It is said that, in men's curling, the biggest honor... sorry, honour.... is not to win the World Championship, but the Canadian National Championship, known as the Tim Hortons Brier, because the level of competition is higher.
That statement is less true than it used to be, but it's not entirely wrong. Recall that last year's Olympic and world champions were different teams.... from Canada. The world champion (Kevin Koe) wasn't even strong enough in his provincial tournament to MAKE the Brier! The silver medalist both times? Thomas Ulsrud from Norway. A look at the World Curling Tour standings shows that the top five teams are Canadian - two of them did NOT qualify for the Brier!
Naturally, I want to watch this tournament, despite the fact that that there are no fun pants allowed.
These championships are mostly streamed on the web by Canadian broadcaster TSN. As you have heard in my previous laments, these webcasts, while great in Canada, are only available in Canada. As you can see by the title of this blog, I am not in Canada.
And yet I've been watching the Brier all week. Using the TSN webstream. And how did I do this?
My first method was to travel to the coffee/donut chain Tim Hortons. As many of you know, a full 10% of all coffee consumed in Canada comes from Tim Hortons. Tim Horton, a hockey player with a passion for donuts, really created a sensation in Canada with his little side venture (that distracted from his hockey career so much he had to quit).
Tim Horton was a Buffalo Sabre. So he did open some of his little shops in the Buffalo, NY area. And when Wendy's temporarily owned Tim Hortons and expanded the chain further, Rochester, where I live, was the first place they looked. And, despite failures in the US elsewhere, they are wildly successful in Rochester.
And when you go to a Tim Hortons with WiFi, you're in Canada. You're using the Canadian Internet. So I was able to watch from there. And have a nice cup of coffee and RRRRoll Up The Rim To Win.
The second is Canadian proxy. There are several services available that will allow you to send all your Internet traffic through their servers. These types of services are usually used to get around corporate firewall blocks. In my case, I used it to make TSN think I was Canadian.
I'm not watching the Brier now, but I've left the proxy in place. I've been enjoying Canadian Yahoo! as well.
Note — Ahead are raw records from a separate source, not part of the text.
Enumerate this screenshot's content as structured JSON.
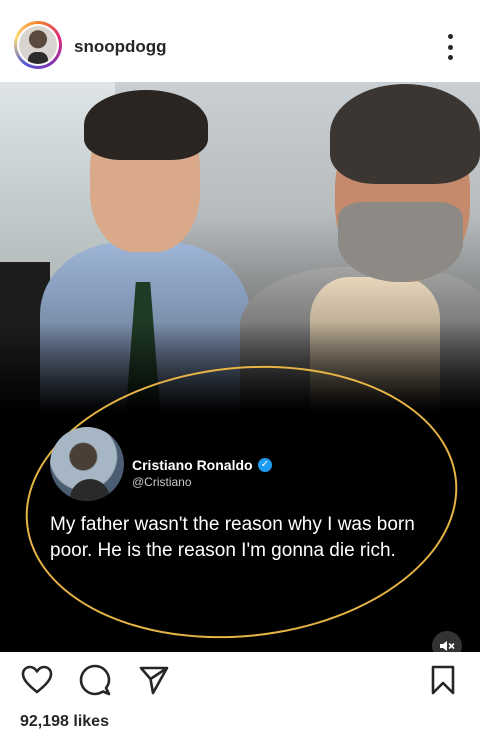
{
  "header": {
    "username": "snoopdogg"
  },
  "tweet": {
    "name": "Cristiano Ronaldo",
    "handle": "@Cristiano",
    "text": "My father wasn't the reason why I was born poor. He is the reason I'm gonna die rich."
  },
  "footer": {
    "likes": "92,198 likes"
  },
  "colors": {
    "accent_ellipse": "#e6b445",
    "verified": "#1d9bf0",
    "text": "#262626"
  },
  "icons": {
    "more": "more-vertical-icon",
    "like": "heart-icon",
    "comment": "comment-icon",
    "share": "send-icon",
    "save": "bookmark-icon",
    "mute": "speaker-muted-icon",
    "verified": "verified-badge-icon"
  }
}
I'll post more about the Brier a bit later. Here are some quick notes:
- Team Brad Jacobs from Northern Ontario really impressed me with both their play and their attitude toward their fans, and they deserve kudos for this. And they were so humble - they openly admitted their faults during matches. Had they gotten a better start to the Brier, we'd still be watching them. I hope to really get to curl with them sometime. Probably won't happen, though.
- Brad Gushue is really impressing me. He's been raising his game all week, and getting better. I called Team Glenn Howard as champions before this started, and I'm not ready to come off that prediction yet - they've also been on their game - but Gushue's rink can play with anyone, period.
- Speaking of Glenn Howard - such a nice guy. Offering to pay 1/2 of PEI's fine for quitting a match too early (considering he benefited from a shorter match and therefore got more rest) was a really generous thing to do. He also looks like he's having a lot of fun while he's curling.
- I still can't stand Kevin Martin - he has a tendency to be arrogant during his games, although I've enjoyed hearing his conversations with John Morris during matches; they've made him sound humble.
- Jeff Stoughton is even worse - I watched him demand two measures of a stone - he was already sitting two and wanted more. He managed to win that match, but his arrogance and incredulous reaction gave me a reason to root against him. I don't care how hot he is.
- BROOM BANGING - Enough of it!
I have to get back to the action now. I'll come back to this subject later, though.